Monday, July 19 2004

No wonder BabelFish has problems with Japanese…

I mentioned in a recent comment thread that I had developed some sympathy for BabelFish’s entertaining but mostly useless translations from Japanese to English.

It started with Mahoromatic, a manga and anime series that I’m generally quite fond of. The official web site for the anime includes a lot of merchandise, and I was interested in finding out more about some of the stuff that hasn’t been officially imported to the US market. So I asked BabelFish to translate the pages, expecting to be able to make at least a little sense of the results.

It was worse than I expected, and it took me a while to figure out why. At the time, the translation engine left intact everything it had been unable to convert to English, which gave me some important clues. It was also possible to paste Unicode text into the translation window and get direct translations, which helped me narrow down the problems. [Sadly, both of these features disappeared a few months ago, making BabelFish a lot less useful.]

The clues started with the name of the show and its main character, both of which are written in hiragana on the site. BabelFish reliably converted まほろまてぃっく (Mahoromatic) to “ま top wait the ぃっく” and まほろ (Mahoro) to “ま top”. The one that really got me, though, was the live concert DVD, whose title went from 「まほろまてぃっく らいぶ!&Music Clips」 to “ま top wait the ぃっく leprosy ぶ! & in the midst of Music Clips”.

With apologies to Vernor Vinge, it was a case of “leprosy as the key insight”. It was so absurd, so out of place, that it had to be important. Fortunately, the little kana “turds” that BabelFish left behind told me exactly which hiragana characters it had translated as leprosy: らい (rai).
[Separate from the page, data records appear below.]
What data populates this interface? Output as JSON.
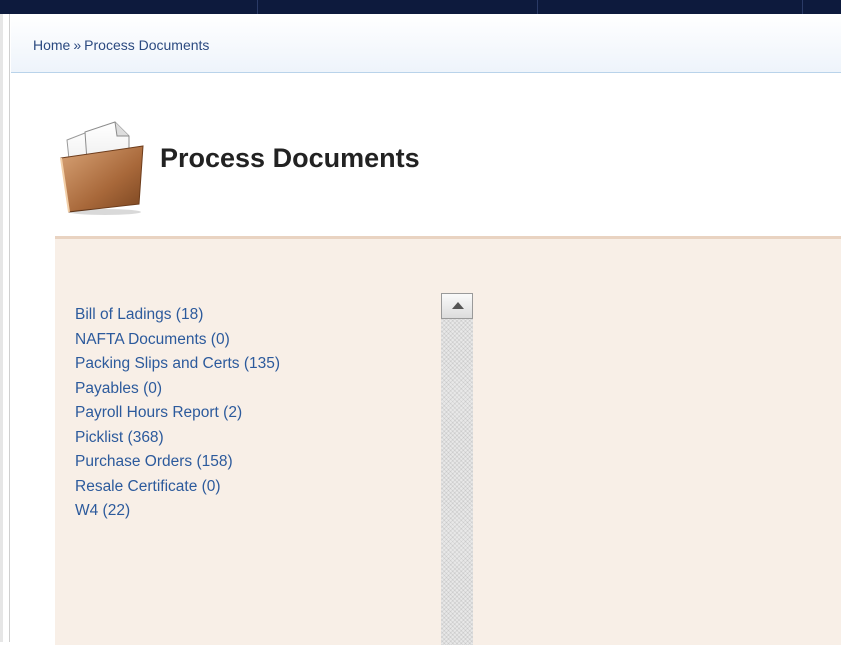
{
  "breadcrumb": {
    "home_label": "Home",
    "separator": "»",
    "current_label": "Process Documents"
  },
  "page": {
    "title": "Process Documents",
    "icon": "documents-folder-icon"
  },
  "document_types": [
    {
      "label": "Bill of Ladings (18)"
    },
    {
      "label": "NAFTA Documents (0)"
    },
    {
      "label": "Packing Slips and Certs (135)"
    },
    {
      "label": "Payables (0)"
    },
    {
      "label": "Payroll Hours Report (2)"
    },
    {
      "label": "Picklist (368)"
    },
    {
      "label": "Purchase Orders (158)"
    },
    {
      "label": "Resale Certificate (0)"
    },
    {
      "label": "W4 (22)"
    }
  ],
  "colors": {
    "top_bar": "#0d1a3d",
    "link": "#2c5a9c",
    "panel_bg": "#f8efe7",
    "breadcrumb_text": "#2b4a80"
  }
}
But rai doesn’t mean leprosy. Raibyou (らいびょう or 癩病) does, but on its own, rai is one of “since”, “defeat”, or the English loanword “lie” (which should properly be written in katakana, as ライ). So where did it come from? Rai is the pronunciation of the kanji 癩, which means leprosy. Except that it doesn’t, quite.

Here’s where it gets complicated. Every kanji character has one or more meanings and pronunciations. Some came along for the ride when the character was borrowed from China (the ON-reading), others are native inventions (the KUN-reading), but neither is necessarily a Japanese word. There are plenty of words that consist of a single kanji, such as 犬 (inu, “dog”), but not all single kanji are words.
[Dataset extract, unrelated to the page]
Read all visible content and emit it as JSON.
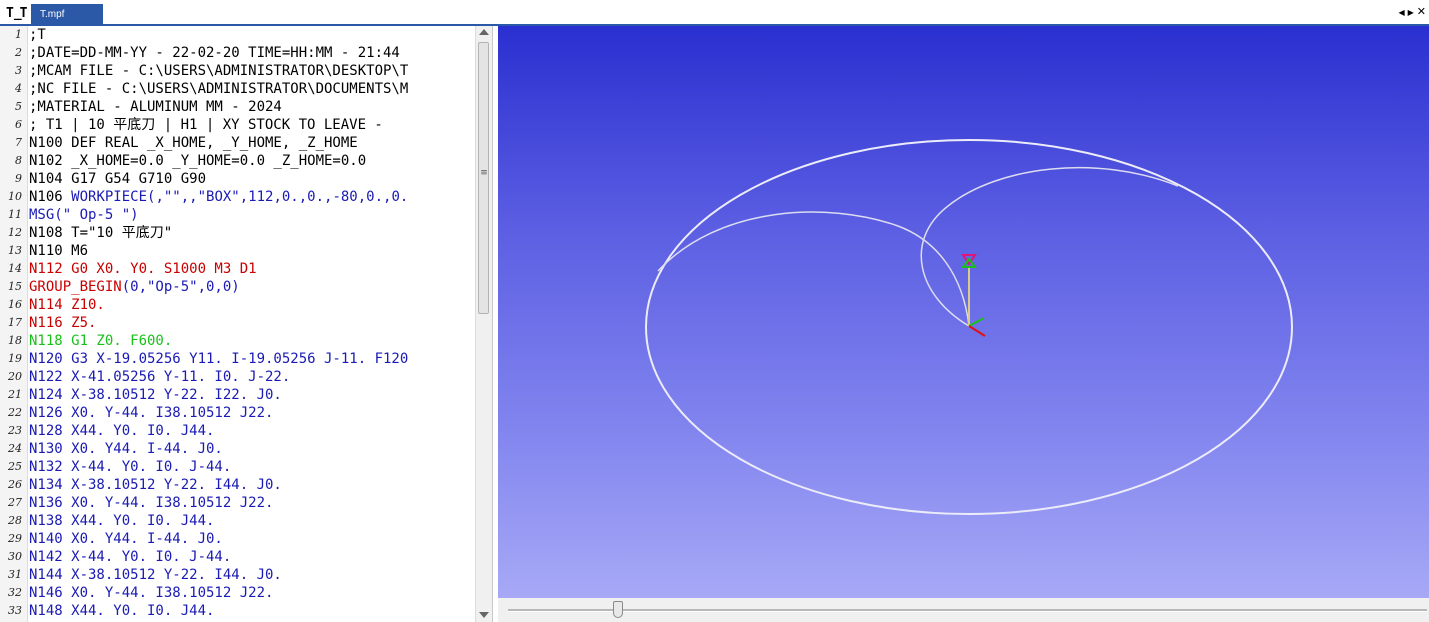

Our friend rai is one of the latter. It has only a single ON-reading, which means leprosy, but the Japanese word for leprosy is formed by appending another kanji, 病 (byou, “sick”). So while rai really does mean leprosy, it’s not the word for leprosy. BabelFish, convinced that anything written in hiragana must be a native Japanese word, is simply trying too hard.

So what was it supposed to be? That little leftover kana at the end (ぶ) was “bu”, making the complete word “raibu”. Say it out loud, remembering that the Japanese have trouble pronouncing “l” and “v”, and it becomes “live”. The correct translation of the title should be “Mahoromatic Live! & Music Clips”; neither of the words in hiragana should be translated, because they’re not Japanese words.
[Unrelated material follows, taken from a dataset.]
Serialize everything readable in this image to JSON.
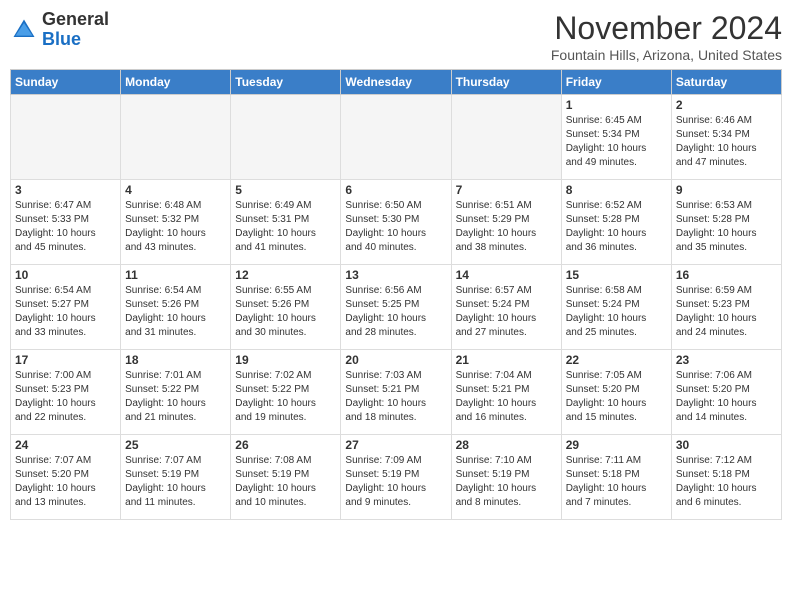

In fairness to BabelFish, the folks responsible for Mahoromatic have played a dirty trick on it. It’s actually a pretty good rule of thumb that something written in hiragana is Japanese and something written in katakana is not, and, sure enough, if you feed in ライブ instead of らいぶ, it will correctly come back as “live”.

I fell for this, too, when I tried to figure out the full title of the Mahoromatic adventure game 「まほろまてぃっく☆あどべんちゃ」. The part after the star (adobencha) is written in hiragana, so I tried to interpret it as Japanese. I knew I’d gotten it wrong when I came up with “conveniently leftover tea”, but I didn’t realize I’d been BabelFished until I said it out loud.

Isn’t Japanese fun? My latest surprise came when my Rosetta Stone self-study course threw up the word ビーだま (biidama, “marble” (the toy kind)). I thought it was a typo at first, this word that was half-katakana, half-hiragana, but switching the software over to the full kanji mode converted it to ビー玉, and, sure enough, that’s what it looked like in my dictionary.

A little digging with JEdict provided the answer. Back in the days when the Portuguese started trading with Japan, their word vidro (“windowpane”) was adopted as the generic word for glass, becoming biidoro (ビードロ). The native word for sphere is dama (だま or 玉). Mash them together, and you’ve got a “glass sphere”, or a marble. Don’t go looking for other words based on biidoro, though, because it fell out of fashion a few centuries back; modern loanwords are based on garasu.